Guéhenno: Espero que não. Acho que para os europeus, para os brasileiros, sempre haverá maior proximidade com parceiros com tradição democrática. Ao mesmo tempo, creio que há um desejo que cresce de um país não estar em situação de “conosco ou contra nós”. Um mundo onde há diferentes maneiras de pensar a relação do indivíduo ao coletivo é a melhor garantia de pluralismo e de paz. Países que não estão na linha de confrontação direta, como o Brasil e como os europeus, têm todo interesse de conversarem, não para formar blocos, mas para mostrar que pode haver respostas diferentes.

Valor: Crise do Ocidente, tentação chinesa, potência de dados. Quais alternativas a tudo isso?

Guéhenno: Tento desenhar algumas respostas no livro.
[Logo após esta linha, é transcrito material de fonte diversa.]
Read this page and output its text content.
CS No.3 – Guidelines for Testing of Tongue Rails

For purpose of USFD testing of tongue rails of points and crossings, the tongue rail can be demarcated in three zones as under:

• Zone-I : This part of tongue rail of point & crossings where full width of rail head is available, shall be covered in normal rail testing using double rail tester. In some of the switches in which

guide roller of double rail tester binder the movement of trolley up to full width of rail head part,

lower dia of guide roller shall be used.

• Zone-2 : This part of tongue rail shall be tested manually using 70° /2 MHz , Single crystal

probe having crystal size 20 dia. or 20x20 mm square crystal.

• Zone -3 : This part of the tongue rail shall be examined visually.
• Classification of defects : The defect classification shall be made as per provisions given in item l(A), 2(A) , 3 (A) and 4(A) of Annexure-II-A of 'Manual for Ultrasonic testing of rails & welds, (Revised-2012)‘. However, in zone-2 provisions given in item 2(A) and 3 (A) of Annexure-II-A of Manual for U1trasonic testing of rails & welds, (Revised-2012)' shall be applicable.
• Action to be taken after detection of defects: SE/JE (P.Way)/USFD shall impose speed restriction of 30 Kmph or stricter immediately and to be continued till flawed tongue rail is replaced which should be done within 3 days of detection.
Acho que devemos refletir sobre uma nova governança de dados, pela qual o poder dos dados não fique nas mãos de empresas nem nas mãos de um Estado. Creio que essa é uma das questões que pessoas que prezam o pluralismo devem se colocar. Quanto à questão de legitimidade da autoridade, acho que toda tentativa de democracia direta, e até sorteio, por exemplo, é uma resposta superficial, porque não é reproduzindo uma sociedade disfuncional que vamos torná-la funcional e isso tampouco resolve a falta do debate. Também num mundo em que o conhecimento supera mais e mais a capacidade de cada indivíduo, a relação entre saber e poder está mal resolvida hoje. Vimos na pandemia de covid-19 de um lado governos que procuram ignorar o saber, o que é catastrófico, e de outro governos que se escondem atrás do saber. Ora, há espaço para o saber e para reconhecer sua utilização e há questões que são de natureza política. A medida do risco é uma questão científica. O grau de risco a que estamos dispostos é do campo da política.